HIV provides a roadmap for the future. It led to the creation of global surveillance networks, community-based care models, and clinical research collaborations that helped reshape modern virology and immunology. It catalyzed numerous innovations that now underpin responses to multiple infectious threats. The AIDS response proved that sustained global cooperation saves lives, but HIV research, like preparedness itself, is too often forgotten once the immediate crisis fades.
Further, the social dimensions of HIV — including stigma, inequity, and misinformation — persist. We saw them mirrored during COVID-19. And we continue to see them in debates around funding, where cuts threaten everything from vaccine development to laboratory readiness. The economic burden of HIV, which remains substantial even with modern therapies, makes these funding debates even more consequential. Every new infection adds decades of clinical and financial responsibility to health systems worldwide.

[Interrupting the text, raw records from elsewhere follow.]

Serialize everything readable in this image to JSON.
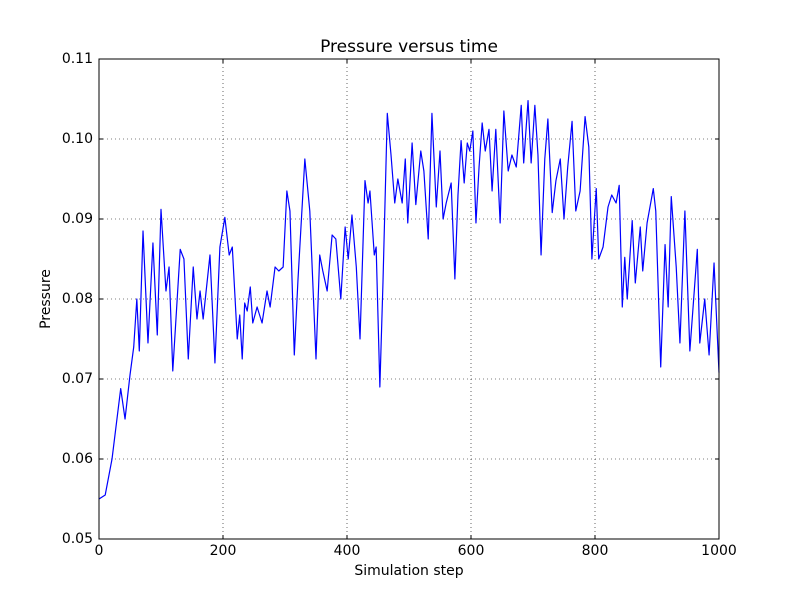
{
  "chart_data": {
    "type": "line",
    "title": "Pressure versus time",
    "x_label": "Simulation step",
    "y_label": "Pressure",
    "xlim": [
      0,
      1000
    ],
    "ylim": [
      0.05,
      0.11
    ],
    "xticks": [
      0,
      200,
      400,
      600,
      800,
      1000
    ],
    "yticks": [
      0.05,
      0.06,
      0.07,
      0.08,
      0.09,
      {
        "value": 0.1,
        "label": "0.10"
      },
      0.11
    ],
    "grid": true,
    "series": [
      {
        "name": "Pressure",
        "color": "#0000ff",
        "x": [
          0,
          10,
          21,
          35,
          42,
          50,
          56,
          61,
          65,
          71,
          79,
          87,
          94,
          100,
          108,
          113,
          119,
          131,
          137,
          144,
          152,
          158,
          163,
          168,
          179,
          187,
          195,
          203,
          210,
          215,
          223,
          227,
          231,
          235,
          239,
          244,
          248,
          255,
          263,
          271,
          276,
          284,
          290,
          297,
          303,
          308,
          315,
          321,
          332,
          340,
          350,
          356,
          361,
          368,
          376,
          382,
          390,
          397,
          402,
          408,
          415,
          421,
          429,
          434,
          437,
          444,
          447,
          453,
          458,
          465,
          471,
          477,
          482,
          489,
          494,
          498,
          505,
          511,
          519,
          524,
          531,
          537,
          544,
          550,
          555,
          560,
          568,
          574,
          579,
          584,
          589,
          594,
          598,
          603,
          608,
          613,
          618,
          623,
          629,
          634,
          640,
          647,
          653,
          660,
          666,
          673,
          681,
          685,
          692,
          697,
          703,
          708,
          713,
          719,
          724,
          731,
          737,
          744,
          750,
          756,
          763,
          769,
          776,
          784,
          790,
          795,
          802,
          806,
          813,
          821,
          827,
          834,
          839,
          844,
          848,
          852,
          860,
          865,
          873,
          877,
          884,
          894,
          898,
          906,
          913,
          918,
          923,
          931,
          937,
          945,
          953,
          965,
          969,
          977,
          984,
          992,
          1000
        ],
        "values": [
          0.055,
          0.0555,
          0.06,
          0.0688,
          0.065,
          0.0705,
          0.074,
          0.08,
          0.0735,
          0.0885,
          0.0745,
          0.087,
          0.0755,
          0.0912,
          0.081,
          0.084,
          0.071,
          0.0862,
          0.085,
          0.0725,
          0.084,
          0.0775,
          0.081,
          0.0775,
          0.0855,
          0.072,
          0.0865,
          0.0902,
          0.0855,
          0.0865,
          0.075,
          0.078,
          0.0725,
          0.0795,
          0.0785,
          0.0815,
          0.077,
          0.079,
          0.077,
          0.081,
          0.079,
          0.084,
          0.0835,
          0.084,
          0.0935,
          0.091,
          0.073,
          0.0825,
          0.0975,
          0.091,
          0.0725,
          0.0855,
          0.0835,
          0.081,
          0.088,
          0.0875,
          0.08,
          0.089,
          0.085,
          0.0905,
          0.084,
          0.075,
          0.0948,
          0.092,
          0.0935,
          0.0855,
          0.0865,
          0.069,
          0.082,
          0.1032,
          0.098,
          0.092,
          0.095,
          0.092,
          0.0975,
          0.0895,
          0.0995,
          0.0918,
          0.0985,
          0.096,
          0.0875,
          0.1032,
          0.0915,
          0.0985,
          0.09,
          0.092,
          0.0945,
          0.0825,
          0.093,
          0.0998,
          0.0945,
          0.0995,
          0.0985,
          0.101,
          0.0895,
          0.0965,
          0.102,
          0.0985,
          0.1012,
          0.0935,
          0.1012,
          0.0895,
          0.1035,
          0.096,
          0.098,
          0.0965,
          0.1042,
          0.097,
          0.1048,
          0.097,
          0.1042,
          0.098,
          0.0855,
          0.0975,
          0.1025,
          0.0908,
          0.0948,
          0.0975,
          0.09,
          0.0965,
          0.1022,
          0.091,
          0.0935,
          0.1028,
          0.099,
          0.085,
          0.0938,
          0.085,
          0.0865,
          0.0915,
          0.093,
          0.092,
          0.0942,
          0.079,
          0.0852,
          0.08,
          0.0898,
          0.082,
          0.089,
          0.0835,
          0.0895,
          0.0938,
          0.091,
          0.0715,
          0.0868,
          0.079,
          0.0928,
          0.084,
          0.0745,
          0.091,
          0.0735,
          0.0862,
          0.0745,
          0.08,
          0.073,
          0.0845,
          0.0708
        ]
      }
    ]
  }
}
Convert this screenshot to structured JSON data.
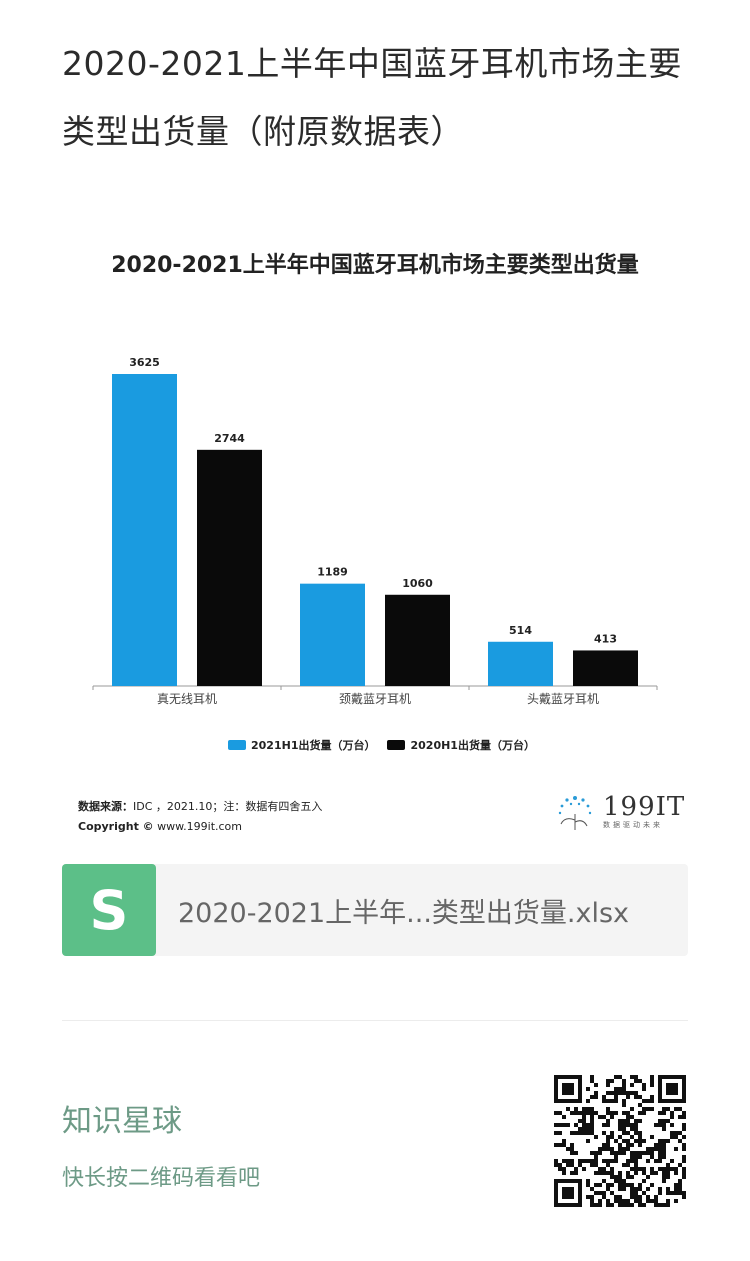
{
  "post": {
    "title": "2020-2021上半年中国蓝牙耳机市场主要类型出货量（附原数据表）"
  },
  "chart_data": {
    "type": "bar",
    "title": "2020-2021上半年中国蓝牙耳机市场主要类型出货量",
    "categories": [
      "真无线耳机",
      "颈戴蓝牙耳机",
      "头戴蓝牙耳机"
    ],
    "series": [
      {
        "name": "2021H1出货量（万台）",
        "values": [
          3625,
          1189,
          514
        ],
        "color": "#1a9be0"
      },
      {
        "name": "2020H1出货量（万台）",
        "values": [
          2744,
          1060,
          413
        ],
        "color": "#0a0a0a"
      }
    ],
    "ylim": [
      0,
      3625
    ],
    "grid": false,
    "legend": "bottom-center",
    "source_label": "数据来源：",
    "source_text": "IDC ，2021.10；注：数据有四舍五入",
    "copyright_label": "Copyright ©",
    "copyright_text": "www.199it.com"
  },
  "logo": {
    "text": "199IT",
    "slogan": "数据驱动未来"
  },
  "file": {
    "icon": "S",
    "name": "2020-2021上半年...类型出货量.xlsx"
  },
  "footer": {
    "title": "知识星球",
    "subtitle": "快长按二维码看看吧"
  }
}
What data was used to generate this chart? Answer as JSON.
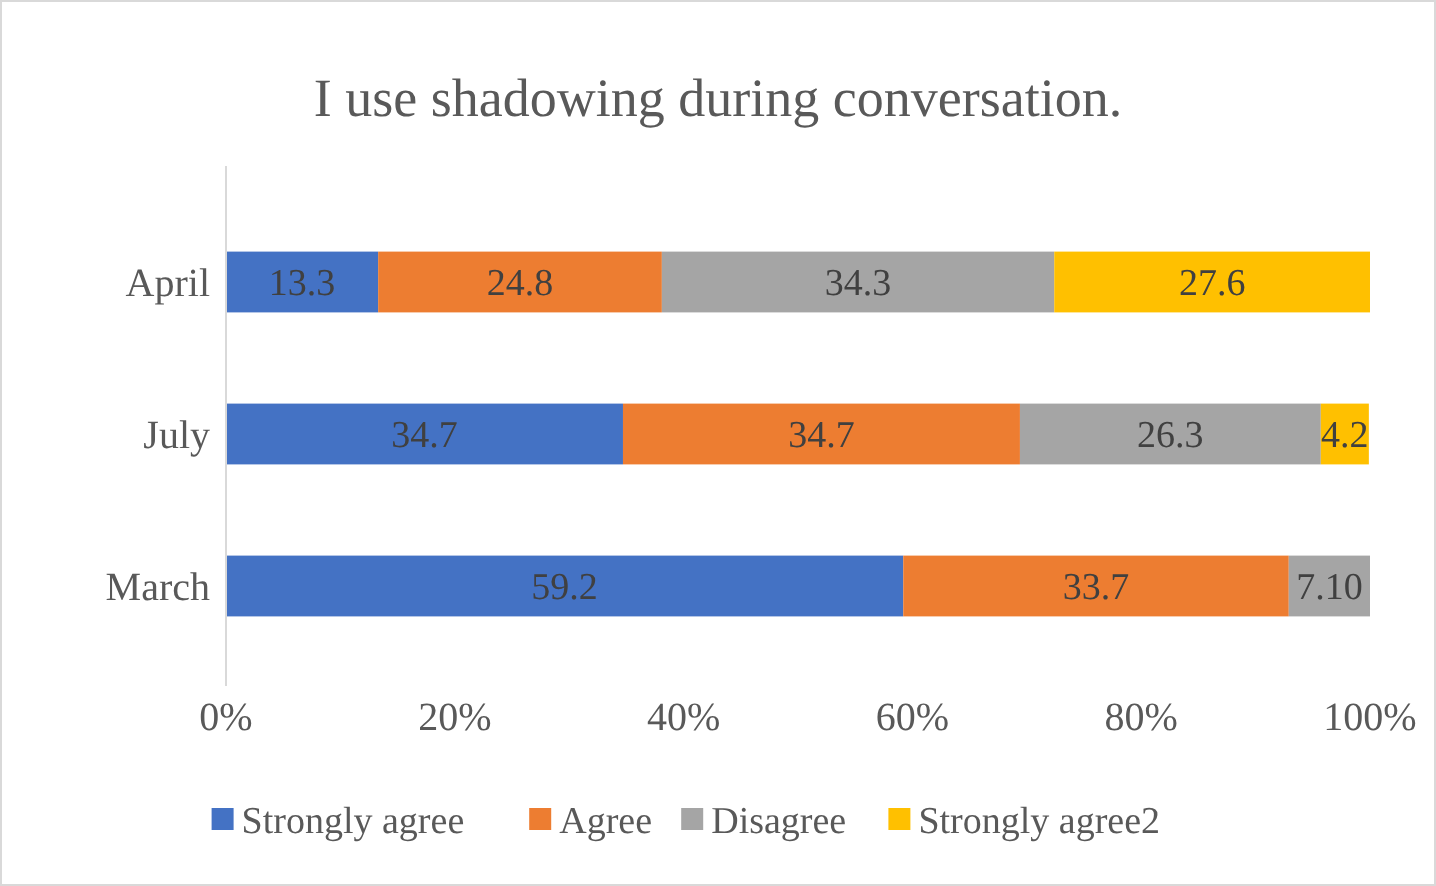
{
  "chart_data": {
    "type": "bar",
    "orientation": "horizontal",
    "stacked": true,
    "title": "I use shadowing during conversation.",
    "categories": [
      "April",
      "July",
      "March"
    ],
    "series": [
      {
        "name": "Strongly agree",
        "color": "#4472c4",
        "values": [
          13.3,
          34.7,
          59.2
        ]
      },
      {
        "name": "Agree",
        "color": "#ed7d31",
        "values": [
          24.8,
          34.7,
          33.7
        ]
      },
      {
        "name": "Disagree",
        "color": "#a5a5a5",
        "values": [
          34.3,
          26.3,
          7.1
        ],
        "value_labels": [
          "34.3",
          "26.3",
          "7.10"
        ]
      },
      {
        "name": "Strongly agree2",
        "color": "#ffc000",
        "values": [
          27.6,
          4.2,
          null
        ]
      }
    ],
    "xlim": [
      0,
      100
    ],
    "xticks": [
      {
        "value": 0,
        "label": "0%"
      },
      {
        "value": 20,
        "label": "20%"
      },
      {
        "value": 40,
        "label": "40%"
      },
      {
        "value": 60,
        "label": "60%"
      },
      {
        "value": 80,
        "label": "80%"
      },
      {
        "value": 100,
        "label": "100%"
      }
    ],
    "data_labels": true,
    "legend": "bottom",
    "grid": false
  }
}
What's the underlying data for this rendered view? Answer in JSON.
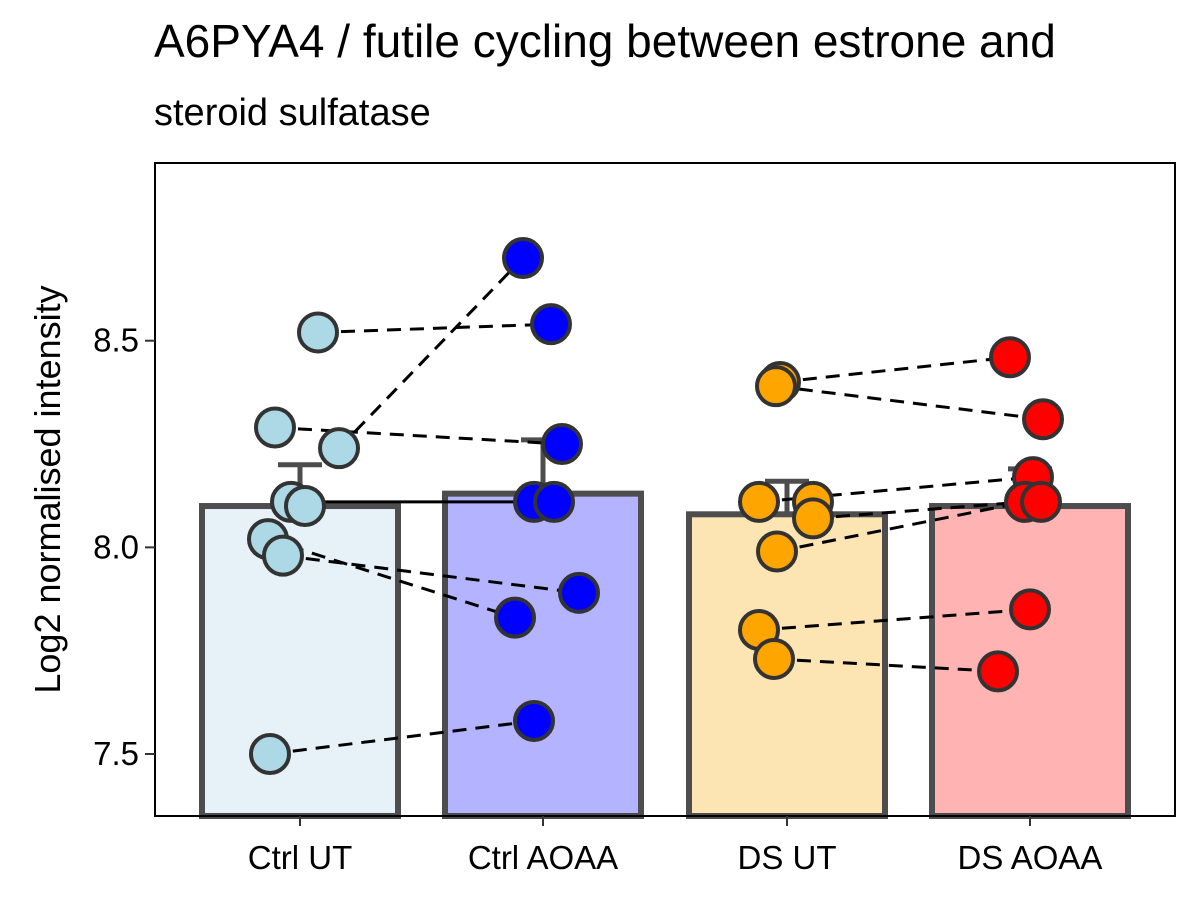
{
  "chart_data": {
    "type": "bar",
    "title": "A6PYA4 / futile cycling between estrone and",
    "subtitle": "steroid sulfatase",
    "xlabel": "",
    "ylabel": "Log2 normalised intensity",
    "ylim": [
      7.35,
      8.93
    ],
    "yticks": [
      7.5,
      8.0,
      8.5
    ],
    "ytick_labels": [
      "7.5",
      "8.0",
      "8.5"
    ],
    "grid": false,
    "legend": "none",
    "categories": [
      "Ctrl UT",
      "Ctrl AOAA",
      "DS UT",
      "DS AOAA"
    ],
    "bar_values": [
      8.1,
      8.13,
      8.08,
      8.1
    ],
    "error_upper": [
      8.2,
      8.26,
      8.16,
      8.19
    ],
    "point_values": [
      [
        8.52,
        8.29,
        8.24,
        8.11,
        8.1,
        8.02,
        7.98,
        7.5
      ],
      [
        8.7,
        8.54,
        8.25,
        8.11,
        8.11,
        7.89,
        7.83,
        7.58
      ],
      [
        8.4,
        8.39,
        8.11,
        8.11,
        8.07,
        7.99,
        7.8,
        7.73
      ],
      [
        8.46,
        8.31,
        8.17,
        8.11,
        8.11,
        7.85,
        7.7
      ]
    ],
    "paired_lines": [
      {
        "from_group": 0,
        "from": 8.52,
        "to_group": 1,
        "to": 8.54,
        "style": "dashed"
      },
      {
        "from_group": 0,
        "from": 8.24,
        "to_group": 1,
        "to": 8.7,
        "style": "dashed"
      },
      {
        "from_group": 0,
        "from": 8.29,
        "to_group": 1,
        "to": 8.25,
        "style": "dashed"
      },
      {
        "from_group": 0,
        "from": 8.11,
        "to_group": 1,
        "to": 8.11,
        "style": "solid"
      },
      {
        "from_group": 0,
        "from": 8.02,
        "to_group": 1,
        "to": 7.83,
        "style": "dashed"
      },
      {
        "from_group": 0,
        "from": 7.98,
        "to_group": 1,
        "to": 7.89,
        "style": "dashed"
      },
      {
        "from_group": 0,
        "from": 7.5,
        "to_group": 1,
        "to": 7.58,
        "style": "dashed"
      },
      {
        "from_group": 2,
        "from": 8.4,
        "to_group": 3,
        "to": 8.46,
        "style": "dashed"
      },
      {
        "from_group": 2,
        "from": 8.39,
        "to_group": 3,
        "to": 8.31,
        "style": "dashed"
      },
      {
        "from_group": 2,
        "from": 8.11,
        "to_group": 3,
        "to": 8.17,
        "style": "dashed"
      },
      {
        "from_group": 2,
        "from": 8.07,
        "to_group": 3,
        "to": 8.11,
        "style": "dashed"
      },
      {
        "from_group": 2,
        "from": 7.99,
        "to_group": 3,
        "to": 8.11,
        "style": "dashed"
      },
      {
        "from_group": 2,
        "from": 7.8,
        "to_group": 3,
        "to": 7.85,
        "style": "dashed"
      },
      {
        "from_group": 2,
        "from": 7.73,
        "to_group": 3,
        "to": 7.7,
        "style": "dashed"
      }
    ],
    "colors": {
      "bar_fill": [
        "#e6f2f8",
        "#b3b3ff",
        "#fde4b3",
        "#ffb3b3"
      ],
      "point_fill": [
        "#add8e6",
        "#0000ff",
        "#ffa500",
        "#ff0000"
      ],
      "outline": "#4d4d4d",
      "point_outline": "#333333"
    }
  }
}
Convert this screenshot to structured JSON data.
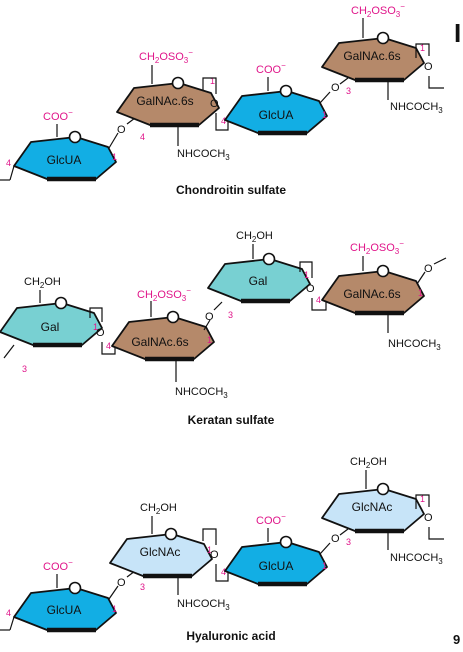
{
  "colors": {
    "glcua": "#12aee4",
    "galnac": "#b5896a",
    "gal": "#78d0d2",
    "glcnac": "#c7e4f8",
    "edge": "#111111",
    "annotation": "#e0168a"
  },
  "labels": {
    "coo": "COO",
    "minus": "−",
    "ch2oso3": "CH",
    "sub2": "2",
    "oso": "OSO",
    "sub3": "3",
    "ch2oh_pre": "CH",
    "ch2oh_post": "OH",
    "nhcoch_pre": "NHCOCH",
    "o": "O"
  },
  "sugars": {
    "glcua": "GlcUA",
    "galnac6s": "GalNAc.6s",
    "gal": "Gal",
    "glcnac": "GlcNAc"
  },
  "positions": {
    "p1": "1",
    "p3": "3",
    "p4": "4"
  },
  "titles": {
    "chondroitin": "Chondroitin sulfate",
    "keratan": "Keratan sulfate",
    "hyaluronic": "Hyaluronic acid"
  },
  "corner": {
    "top_right": "I",
    "page_number": "9"
  }
}
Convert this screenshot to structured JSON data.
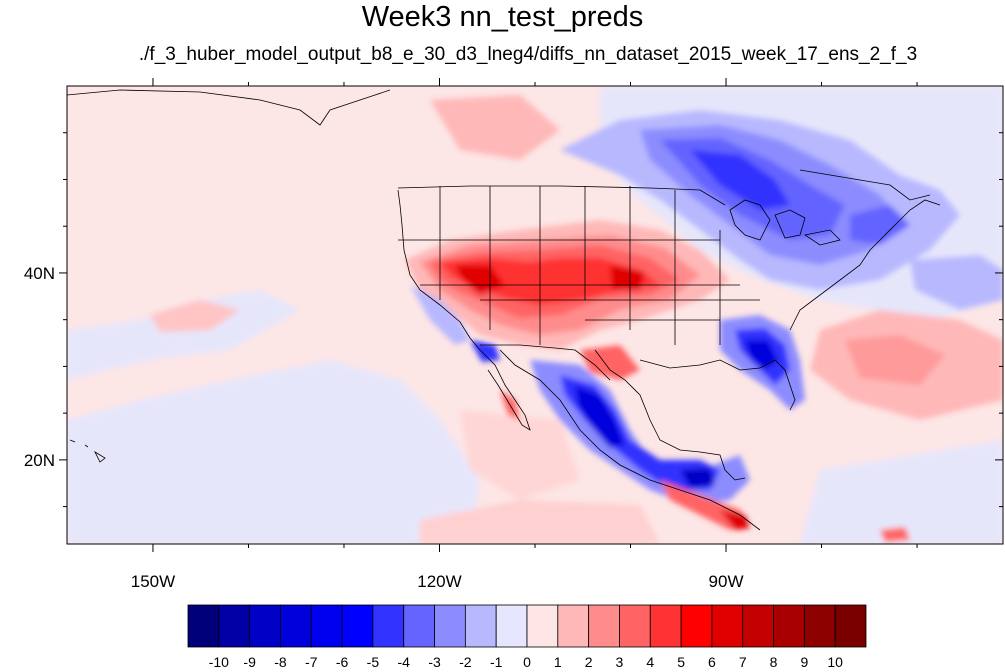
{
  "title": "Week3 nn_test_preds",
  "subtitle": "./f_3_huber_model_output_b8_e_30_d3_lneg4/diffs_nn_dataset_2015_week_17_ens_2_f_3",
  "map": {
    "lon_range": [
      -159,
      -61
    ],
    "lat_range": [
      11,
      60
    ],
    "lon_ticks": [
      {
        "value": -150,
        "label": "150W"
      },
      {
        "value": -120,
        "label": "120W"
      },
      {
        "value": -90,
        "label": "90W"
      }
    ],
    "lat_ticks": [
      {
        "value": 40,
        "label": "40N"
      },
      {
        "value": 20,
        "label": "20N"
      }
    ],
    "background_value": "0 to 1",
    "features": [
      "coastlines",
      "state-borders",
      "country-borders"
    ]
  },
  "colorbar": {
    "labels": [
      "-10",
      "-9",
      "-8",
      "-7",
      "-6",
      "-5",
      "-4",
      "-3",
      "-2",
      "-1",
      "0",
      "1",
      "2",
      "3",
      "4",
      "5",
      "6",
      "7",
      "8",
      "9",
      "10"
    ],
    "colors": [
      "#00007a",
      "#0000a6",
      "#0000c6",
      "#0000dc",
      "#0000f0",
      "#0000ff",
      "#3333ff",
      "#6464ff",
      "#8c8cff",
      "#b8b8ff",
      "#e6e6ff",
      "#ffe6e6",
      "#ffb8b8",
      "#ff8c8c",
      "#ff6464",
      "#ff3333",
      "#ff0000",
      "#e00000",
      "#c40000",
      "#a80000",
      "#8c0000",
      "#7a0000"
    ]
  },
  "colors": {
    "background_pale_pink": "#fde6e6",
    "background_pale_blue": "#e6e6fb",
    "outline": "#000000"
  }
}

The lessons of HIV point us to three urgent policy commitments:
- Sustained and predictable funding for biomedical research, not boom-and-bust cycles tied to emergencies. Stable investment enables discovery, supports young scientists, and prepares institutions for what we cannot yet see.
- Modernized global and domestic surveillance systems so we can detect viral threats before they become unmanageable.
- Expanded investment in long-term prevention and care for people living with HIV, particularly in understanding why chronic inflammation and immune dysfunction persist despite therapy. This knowledge will shape not only the future of HIV care but also our approach to other viral infections, including COVID-19. Strong prevention and cure-focused research are also economically sound strategies, given the long-term cost of lifelong treatment.
I frequently think of the patients who endured the early years of the AIDS epidemic with courage, and of the clinicians and researchers who devoted their lives to understanding this virus. Their legacy calls us not only to remember, but to prepare.
Robert C. Gallo, MD, is co-founder and international scientific director of the Global Virus Network (GVN), founding director of the Institute for Translational Virology & Innovation at the University of South Florida Morsani College of Medicine, and director of the Microbial Oncogenesis Program at Tampa General Hospital Cancer Institute.